Tuesday, August 13, 2013

Quinoa, Potato, Spinach Soup

Potato
Quinoa
Spinach
Almond Milk
Broccoli
Cauliflower
Mushrooms
Vegetarian and Vegan Friendly

Soup Stock:

To make the stock I steamed a couple of florets of brocolli and cauliflower in an inch of water with some black pepper and chili lime spice mix. Once the veggies were done with their steam bath I popped them in my blender along with the water. To achieve the desired soup consistency I thinned out this mixture with almond milk.

Soup Base:

Prepare two small pots, one for the potatoes/mushrooms and one for the quinoa.

The quinoa was simply boiled in water until it was cooked.
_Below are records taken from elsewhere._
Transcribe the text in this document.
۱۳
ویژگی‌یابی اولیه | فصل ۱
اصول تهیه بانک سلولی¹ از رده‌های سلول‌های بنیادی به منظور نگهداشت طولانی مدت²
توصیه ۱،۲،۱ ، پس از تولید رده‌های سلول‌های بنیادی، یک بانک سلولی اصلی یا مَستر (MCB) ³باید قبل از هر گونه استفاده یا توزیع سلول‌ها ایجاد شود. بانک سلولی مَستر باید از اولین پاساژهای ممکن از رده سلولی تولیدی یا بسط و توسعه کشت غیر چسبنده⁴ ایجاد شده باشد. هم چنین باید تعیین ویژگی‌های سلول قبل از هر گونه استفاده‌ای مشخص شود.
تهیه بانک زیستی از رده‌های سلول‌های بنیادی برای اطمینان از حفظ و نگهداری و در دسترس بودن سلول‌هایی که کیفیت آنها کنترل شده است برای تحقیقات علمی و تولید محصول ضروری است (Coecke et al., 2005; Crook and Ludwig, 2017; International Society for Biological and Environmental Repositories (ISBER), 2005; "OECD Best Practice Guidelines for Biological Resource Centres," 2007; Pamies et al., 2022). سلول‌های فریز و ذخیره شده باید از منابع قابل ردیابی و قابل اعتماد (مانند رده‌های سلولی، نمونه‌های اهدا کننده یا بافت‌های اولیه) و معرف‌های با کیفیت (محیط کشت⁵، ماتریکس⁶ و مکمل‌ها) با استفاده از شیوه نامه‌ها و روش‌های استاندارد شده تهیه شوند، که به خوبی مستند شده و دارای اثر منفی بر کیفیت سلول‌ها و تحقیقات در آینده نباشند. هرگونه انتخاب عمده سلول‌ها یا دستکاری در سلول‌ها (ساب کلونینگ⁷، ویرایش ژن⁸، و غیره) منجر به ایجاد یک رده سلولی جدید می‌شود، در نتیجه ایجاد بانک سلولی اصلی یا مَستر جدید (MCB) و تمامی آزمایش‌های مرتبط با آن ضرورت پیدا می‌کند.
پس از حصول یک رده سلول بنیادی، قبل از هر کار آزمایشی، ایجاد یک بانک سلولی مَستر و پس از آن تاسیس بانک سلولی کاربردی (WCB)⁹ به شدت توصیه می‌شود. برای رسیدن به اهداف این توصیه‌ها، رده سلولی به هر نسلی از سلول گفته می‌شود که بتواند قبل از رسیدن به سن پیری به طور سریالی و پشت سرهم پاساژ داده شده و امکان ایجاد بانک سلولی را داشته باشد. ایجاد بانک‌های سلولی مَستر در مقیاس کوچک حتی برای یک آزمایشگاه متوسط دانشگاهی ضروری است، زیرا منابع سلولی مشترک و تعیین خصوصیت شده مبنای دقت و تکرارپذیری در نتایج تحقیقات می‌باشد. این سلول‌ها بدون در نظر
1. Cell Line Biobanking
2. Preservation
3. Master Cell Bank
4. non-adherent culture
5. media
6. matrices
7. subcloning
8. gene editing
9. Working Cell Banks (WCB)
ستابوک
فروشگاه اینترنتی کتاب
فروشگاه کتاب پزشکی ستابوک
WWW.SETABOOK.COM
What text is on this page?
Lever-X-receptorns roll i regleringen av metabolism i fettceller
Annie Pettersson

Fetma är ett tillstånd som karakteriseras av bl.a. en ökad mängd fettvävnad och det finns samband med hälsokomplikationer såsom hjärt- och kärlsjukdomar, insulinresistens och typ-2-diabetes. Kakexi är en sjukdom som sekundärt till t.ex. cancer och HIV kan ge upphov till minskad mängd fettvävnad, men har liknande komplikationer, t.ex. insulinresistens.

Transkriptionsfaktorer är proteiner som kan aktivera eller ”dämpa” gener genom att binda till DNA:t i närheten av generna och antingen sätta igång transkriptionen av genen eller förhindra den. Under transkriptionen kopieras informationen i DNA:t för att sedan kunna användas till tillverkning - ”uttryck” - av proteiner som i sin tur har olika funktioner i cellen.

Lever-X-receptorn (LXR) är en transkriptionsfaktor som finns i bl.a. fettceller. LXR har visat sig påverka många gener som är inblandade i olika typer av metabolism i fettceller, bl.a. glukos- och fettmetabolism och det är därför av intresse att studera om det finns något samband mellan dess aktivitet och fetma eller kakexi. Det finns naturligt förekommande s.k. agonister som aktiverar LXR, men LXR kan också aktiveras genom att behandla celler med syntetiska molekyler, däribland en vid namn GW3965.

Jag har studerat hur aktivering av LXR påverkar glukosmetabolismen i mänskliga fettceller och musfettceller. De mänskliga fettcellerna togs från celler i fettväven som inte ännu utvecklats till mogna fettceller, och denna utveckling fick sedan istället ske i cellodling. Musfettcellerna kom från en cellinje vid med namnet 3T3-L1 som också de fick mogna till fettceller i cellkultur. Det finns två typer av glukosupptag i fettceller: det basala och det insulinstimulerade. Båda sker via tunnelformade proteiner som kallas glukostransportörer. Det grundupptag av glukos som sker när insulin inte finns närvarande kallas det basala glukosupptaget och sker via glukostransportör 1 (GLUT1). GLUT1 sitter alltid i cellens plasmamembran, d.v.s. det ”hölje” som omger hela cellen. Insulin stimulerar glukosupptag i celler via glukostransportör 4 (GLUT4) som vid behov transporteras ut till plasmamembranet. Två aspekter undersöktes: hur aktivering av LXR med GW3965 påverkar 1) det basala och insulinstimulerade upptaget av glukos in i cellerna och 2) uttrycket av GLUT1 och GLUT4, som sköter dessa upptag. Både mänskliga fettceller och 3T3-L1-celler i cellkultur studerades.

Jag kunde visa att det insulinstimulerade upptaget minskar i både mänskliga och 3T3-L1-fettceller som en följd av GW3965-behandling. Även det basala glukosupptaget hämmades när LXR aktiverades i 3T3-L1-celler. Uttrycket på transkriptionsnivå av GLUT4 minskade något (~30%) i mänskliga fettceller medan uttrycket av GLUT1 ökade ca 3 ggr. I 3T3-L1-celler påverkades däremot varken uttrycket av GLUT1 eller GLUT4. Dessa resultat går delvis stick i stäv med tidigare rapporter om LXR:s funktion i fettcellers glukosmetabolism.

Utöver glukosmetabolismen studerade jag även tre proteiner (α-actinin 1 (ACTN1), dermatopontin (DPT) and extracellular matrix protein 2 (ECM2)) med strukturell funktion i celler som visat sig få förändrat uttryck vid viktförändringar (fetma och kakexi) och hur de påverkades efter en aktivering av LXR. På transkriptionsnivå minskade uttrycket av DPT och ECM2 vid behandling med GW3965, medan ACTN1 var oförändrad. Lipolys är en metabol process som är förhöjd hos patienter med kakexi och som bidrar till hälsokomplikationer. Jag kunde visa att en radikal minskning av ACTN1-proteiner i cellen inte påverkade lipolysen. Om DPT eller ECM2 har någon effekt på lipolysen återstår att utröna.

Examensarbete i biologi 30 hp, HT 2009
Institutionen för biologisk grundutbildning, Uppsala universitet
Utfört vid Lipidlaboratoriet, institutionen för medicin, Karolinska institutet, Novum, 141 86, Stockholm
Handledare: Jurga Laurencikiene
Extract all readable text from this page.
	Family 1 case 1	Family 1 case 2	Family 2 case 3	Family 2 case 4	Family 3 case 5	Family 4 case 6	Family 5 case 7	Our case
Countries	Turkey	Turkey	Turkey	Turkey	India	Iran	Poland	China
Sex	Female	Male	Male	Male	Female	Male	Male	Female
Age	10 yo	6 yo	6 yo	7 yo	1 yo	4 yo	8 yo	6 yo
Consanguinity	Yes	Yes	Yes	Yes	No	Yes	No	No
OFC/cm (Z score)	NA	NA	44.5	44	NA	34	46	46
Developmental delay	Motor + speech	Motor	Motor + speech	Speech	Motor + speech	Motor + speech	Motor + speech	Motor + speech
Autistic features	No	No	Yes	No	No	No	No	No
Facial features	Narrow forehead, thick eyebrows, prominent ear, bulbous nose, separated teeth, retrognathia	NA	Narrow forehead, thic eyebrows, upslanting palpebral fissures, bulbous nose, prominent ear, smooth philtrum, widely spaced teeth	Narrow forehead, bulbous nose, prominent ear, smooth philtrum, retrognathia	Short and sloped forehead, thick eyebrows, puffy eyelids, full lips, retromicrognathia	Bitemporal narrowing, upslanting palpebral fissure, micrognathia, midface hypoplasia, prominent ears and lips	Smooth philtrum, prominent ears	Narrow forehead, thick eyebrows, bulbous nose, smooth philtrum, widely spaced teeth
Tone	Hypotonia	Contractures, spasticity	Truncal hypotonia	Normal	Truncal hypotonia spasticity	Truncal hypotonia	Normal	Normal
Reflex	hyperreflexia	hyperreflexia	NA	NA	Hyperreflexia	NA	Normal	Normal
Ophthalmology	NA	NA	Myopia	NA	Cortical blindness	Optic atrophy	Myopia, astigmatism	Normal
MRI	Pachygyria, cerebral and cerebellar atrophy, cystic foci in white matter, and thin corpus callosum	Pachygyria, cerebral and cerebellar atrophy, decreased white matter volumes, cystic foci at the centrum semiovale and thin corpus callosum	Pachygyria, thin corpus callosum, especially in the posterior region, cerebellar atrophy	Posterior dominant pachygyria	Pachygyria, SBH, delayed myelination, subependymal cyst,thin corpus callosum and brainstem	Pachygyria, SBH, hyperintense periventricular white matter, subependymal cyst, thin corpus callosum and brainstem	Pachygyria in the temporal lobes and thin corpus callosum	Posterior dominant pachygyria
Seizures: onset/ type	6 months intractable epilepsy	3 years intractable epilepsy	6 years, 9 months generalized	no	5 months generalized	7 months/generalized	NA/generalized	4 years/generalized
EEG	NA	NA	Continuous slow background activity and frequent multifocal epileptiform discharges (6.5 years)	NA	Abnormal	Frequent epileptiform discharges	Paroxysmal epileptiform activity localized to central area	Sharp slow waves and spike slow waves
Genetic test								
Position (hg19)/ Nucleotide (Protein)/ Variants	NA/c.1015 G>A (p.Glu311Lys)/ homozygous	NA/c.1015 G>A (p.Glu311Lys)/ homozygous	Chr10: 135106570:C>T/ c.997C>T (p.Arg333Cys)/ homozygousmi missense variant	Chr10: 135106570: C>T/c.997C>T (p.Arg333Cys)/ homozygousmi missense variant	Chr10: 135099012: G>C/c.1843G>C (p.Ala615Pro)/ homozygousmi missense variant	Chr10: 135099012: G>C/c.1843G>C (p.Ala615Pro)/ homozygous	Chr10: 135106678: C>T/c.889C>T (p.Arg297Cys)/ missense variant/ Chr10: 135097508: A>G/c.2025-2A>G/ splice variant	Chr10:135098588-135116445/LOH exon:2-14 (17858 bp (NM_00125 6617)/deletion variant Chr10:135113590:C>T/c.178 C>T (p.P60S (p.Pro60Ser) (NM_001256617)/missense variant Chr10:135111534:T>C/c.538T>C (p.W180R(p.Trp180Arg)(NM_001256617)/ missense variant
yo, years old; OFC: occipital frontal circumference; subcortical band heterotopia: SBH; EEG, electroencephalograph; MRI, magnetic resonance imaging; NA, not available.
I cubed and boiled the purple potatoes and chopped mushrooms in a little bit of salt water, when they were done cooking I poured off the water and cooked them in a bit of cocunut oil on medium heat (3-5 minutes) depending on how crunchy you like the outside skin. Then add the quinoa and allow it to be cooked with the potatoes and make sure it gets mixed well, but take care not to break up the potatoes otherwise you'll have mashed potato soup (1 minute). Turn off the heat.

SOUP Time

Combine the blended stock with the potato, mushroom and quinoa mixture and serve with fresh spinach mixed into the soup. Here I tried plating the soup in two ways. Enjoy!

I absolutely love these purple potatoes.